3. I'm not sure what kind of attitude you're not condoning. The attitude that drugs should be illegal, or the attitude that organizations should care whether or not they hire the kind of people who break the law? It's the latter that bothers me, more than the former.
The thing I'm railing against (and perhaps I didn't express this so well in the article) is that I'm starting to get the feeling that the A's would hire a convicted murderer, if he was cheap enough, and could hit 40 homers a year or strikeout a batter an inning. They're so damn secretive; I don't know what they believe in, I don't know what they stand for; I don't know where they'd draw the line, and it's starting to bug me.
And it really bugs me that they're hiring DUI people just as they're making me jump through hoops for the designated driver program. The timing is awful.
4. The most important thing to the A's (and to every other team in baseball) is MAKING MONEY.
That said, I'm basically a dry myself (though I like the odd glass of wine), and I just can't get worked up about people's personal indiscretions. It would be different if Loiaza had actually had a smash-up and hurt someone, but as it stands, he's just another overpaid fool with too much money and not enough sense.
But if he loses his pitching velocity again, I'll be all over him.
5. I should like to remind the reading audience that at one time chattel slavery was also legal in these fine United States, and the Germans also made being Jewish a crime punishable by whatever means the Führer felt like at the time, up to and including slow-motion capital punishment.
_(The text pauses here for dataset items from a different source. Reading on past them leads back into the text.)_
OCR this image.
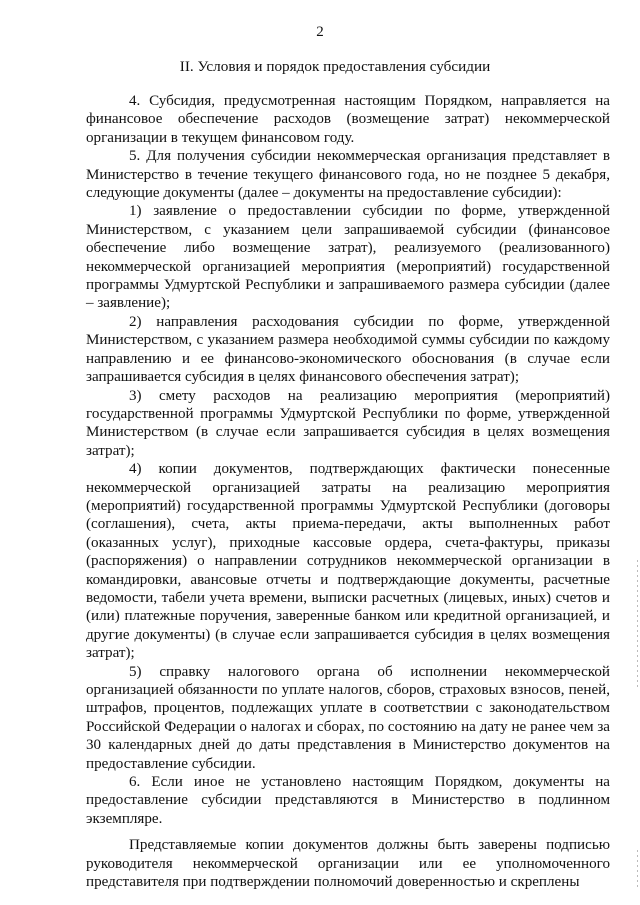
2
II. Условия и порядок предоставления субсидии

4. Субсидия, предусмотренная настоящим Порядком, направляется на финансовое обеспечение расходов (возмещение затрат) некоммерческой организации в текущем финансовом году.

5. Для получения субсидии некоммерческая организация представляет в Министерство в течение текущего финансового года, но не позднее 5 декабря, следующие документы (далее – документы на предоставление субсидии):

1) заявление о предоставлении субсидии по форме, утвержденной Министерством, с указанием цели запрашиваемой субсидии (финансовое обеспечение либо возмещение затрат), реализуемого (реализованного) некоммерческой организацией мероприятия (мероприятий) государственной программы Удмуртской Республики и запрашиваемого размера субсидии (далее – заявление);

2) направления расходования субсидии по форме, утвержденной Министерством, с указанием размера необходимой суммы субсидии по каждому направлению и ее финансово-экономического обоснования (в случае если запрашивается субсидия в целях финансового обеспечения затрат);

3) смету расходов на реализацию мероприятия (мероприятий) государственной программы Удмуртской Республики по форме, утвержденной Министерством (в случае если запрашивается субсидия в целях возмещения затрат);

4) копии документов, подтверждающих фактически понесенные некоммерческой организацией затраты на реализацию мероприятия (мероприятий) государственной программы Удмуртской Республики (договоры (соглашения), счета, акты приема-передачи, акты выполненных работ (оказанных услуг), приходные кассовые ордера, счета-фактуры, приказы (распоряжения) о направлении сотрудников некоммерческой организации в командировки, авансовые отчеты и подтверждающие документы, расчетные ведомости, табели учета времени, выписки расчетных (лицевых, иных) счетов и (или) платежные поручения, заверенные банком или кредитной организацией, и другие документы) (в случае если запрашивается субсидия в целях возмещения затрат);

5) справку налогового органа об исполнении некоммерческой организацией обязанности по уплате налогов, сборов, страховых взносов, пеней, штрафов, процентов, подлежащих уплате в соответствии с законодательством Российской Федерации о налогах и сборах, по состоянию на дату не ранее чем за 30 календарных дней до даты представления в Министерство документов на предоставление субсидии.

6. Если иное не установлено настоящим Порядком, документы на предоставление субсидии представляются в Министерство в подлинном экземпляре.

Представляемые копии документов должны быть заверены подписью руководителя некоммерческой организации или ее уполномоченного представителя при подтверждении полномочий доверенностью и скреплены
Just this week, Herr Alito and the rest of the Bush-installed gang at the Supreme Court overturned nearly a century of American legal precedent and British legal history dating back to the 13th century when they decided that the police can break down your doors at any time they want without knocking first, provided they have a warrant. The law, simply, has been known to be an ass, paraphrasing Mr. Bumble; and when it is, I have little respect for its alleged glory, as it and its practitioners merely trade on the fact that they have a monopoly on who gets to hold the trigger, i.e., they are thugs.
Is Barry Bonds a "cheater", as I so often hear from the screeching Dodger fans, whose political bent suddenly finds itself clad in brown shirts? Well, who cares? The greater danger, greater by far than steroids, HGH, or whatever designer "supplements" you wish to ingest this week, is the notion that the law is entitled to keep us safe at the expense of our liberties. Paraphrasing Mencken, there is no pharmacologist in the world half as dangerous as the skulking district attorney hoping to make a name for himself.
6. Clarification: Sauerbeck isn't deserving of this kind of a rant, as drunk driving clearly falls into the "what the hell were you thinking, endangering all those people" class of crime; and likewise for Loaiza. But I find myself bugged heavily that breaking the law as a whole is necessarily a bad thing. You probably break a dozen laws just getting up in the morning, and three dozen more getting to work.
7. 3 Isn't that what Billy Beane is all about? Exploiting weaknesses and oversights in the marketplace? Most scouts are very low on the alcoholic, vehicularly dangerous ballplayer. That's where Beane can make his bones.
8. The law may well be a ass (paraphrase or not, best not to trifle with what makes that line truly great), but Goodwin's Law is still good for something.
Drunk driving and steroid use have so little in common that tarring any group that disapproves of the one with the sins of those who disapprove of the other cannot be permitted to stand.
9. I believe it's Godwin's Law. Goodwin's Law is my rule to never think about Tom Goodwin being on the Dodgers. TWO separate times.
10. I would like do defend and clarify my position on this matter, which was more about the lack of knowledge about the A's ethical positions than about the positions themselves, and to state that I agree that laws need not always be obeyed, but should, in general, be respected, unless ethics dictates otherwise; but since Godwin's Law states that this conversation is over, and I can't think of any ethical reason why it shouldn't be obeyed in this case, I shall hereby trade on the fact that I hold a monopoly on who holds the trigger on this blog, and declare that this conversation is hereby closed.